Washington and its European partners have long been at odds over America's insistence that Bosnia's fledgling armed forces should be given arms and assistance to match the military muscle of neighbouring Serbia and Croatia.

European critics say the U.S.-led initiative will only make renewed war more likely in the Balkans by encouraging the Moslem-led federation to try and recapture territory lost during the 43-month war.

Islamic states have joined Western states in pledging weapons, training and funds. Iran, Turkey, Jordan, Malaysia, Bangladesh, Indonesia and Pakistan have promised to help train Bosnian soldiers.

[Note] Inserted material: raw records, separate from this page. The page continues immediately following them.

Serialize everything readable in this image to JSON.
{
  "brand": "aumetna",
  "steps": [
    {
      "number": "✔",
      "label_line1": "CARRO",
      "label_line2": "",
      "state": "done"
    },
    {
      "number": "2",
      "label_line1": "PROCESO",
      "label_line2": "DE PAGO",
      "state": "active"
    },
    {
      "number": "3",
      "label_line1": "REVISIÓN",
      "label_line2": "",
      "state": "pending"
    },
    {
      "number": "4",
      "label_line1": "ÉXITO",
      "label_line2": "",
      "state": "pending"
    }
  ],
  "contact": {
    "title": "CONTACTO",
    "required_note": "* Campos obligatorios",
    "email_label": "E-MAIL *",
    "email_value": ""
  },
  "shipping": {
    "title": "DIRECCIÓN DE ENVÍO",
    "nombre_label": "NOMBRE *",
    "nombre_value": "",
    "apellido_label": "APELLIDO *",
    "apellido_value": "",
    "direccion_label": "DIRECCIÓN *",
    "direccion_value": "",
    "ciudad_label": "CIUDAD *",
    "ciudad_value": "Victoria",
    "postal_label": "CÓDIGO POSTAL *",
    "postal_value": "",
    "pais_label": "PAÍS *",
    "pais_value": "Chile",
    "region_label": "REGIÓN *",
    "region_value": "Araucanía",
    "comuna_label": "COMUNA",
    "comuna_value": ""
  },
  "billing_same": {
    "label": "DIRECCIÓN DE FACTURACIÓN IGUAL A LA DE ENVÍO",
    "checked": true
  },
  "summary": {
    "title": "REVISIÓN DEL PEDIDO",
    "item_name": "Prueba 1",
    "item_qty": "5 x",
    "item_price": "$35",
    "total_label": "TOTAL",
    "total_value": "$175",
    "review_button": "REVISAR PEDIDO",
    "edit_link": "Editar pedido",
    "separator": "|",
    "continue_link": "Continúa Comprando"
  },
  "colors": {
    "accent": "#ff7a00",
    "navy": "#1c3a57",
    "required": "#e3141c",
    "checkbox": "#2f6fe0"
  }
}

U.S. diplomat Robert Frowick, who heads OSCE mission in Bosnia, on Saturday urged greater vigour in the pursuit of Bosnian war criminals.

He told an international business conference in Switzerland that failure to detain them undermined the peace process and that other ``creative'' ways to arrest them should be found of NATO could not do the job.

U.N. peacekeepers helped the International War Crimes Tribunal in former Yugoslavia capture a war crimes suspect for the first time on Friday.

Tribunal officials arrested Slavko Dokmanovic in Croatia's Eastern Slavonia region. Dokmanovic was president of Vukovar in November 1991 when the Yugoslav army and Serb paramilitary forces were alleged to have abducted and killed about 260 men from the local hospital after a brutal three-month siege of the city.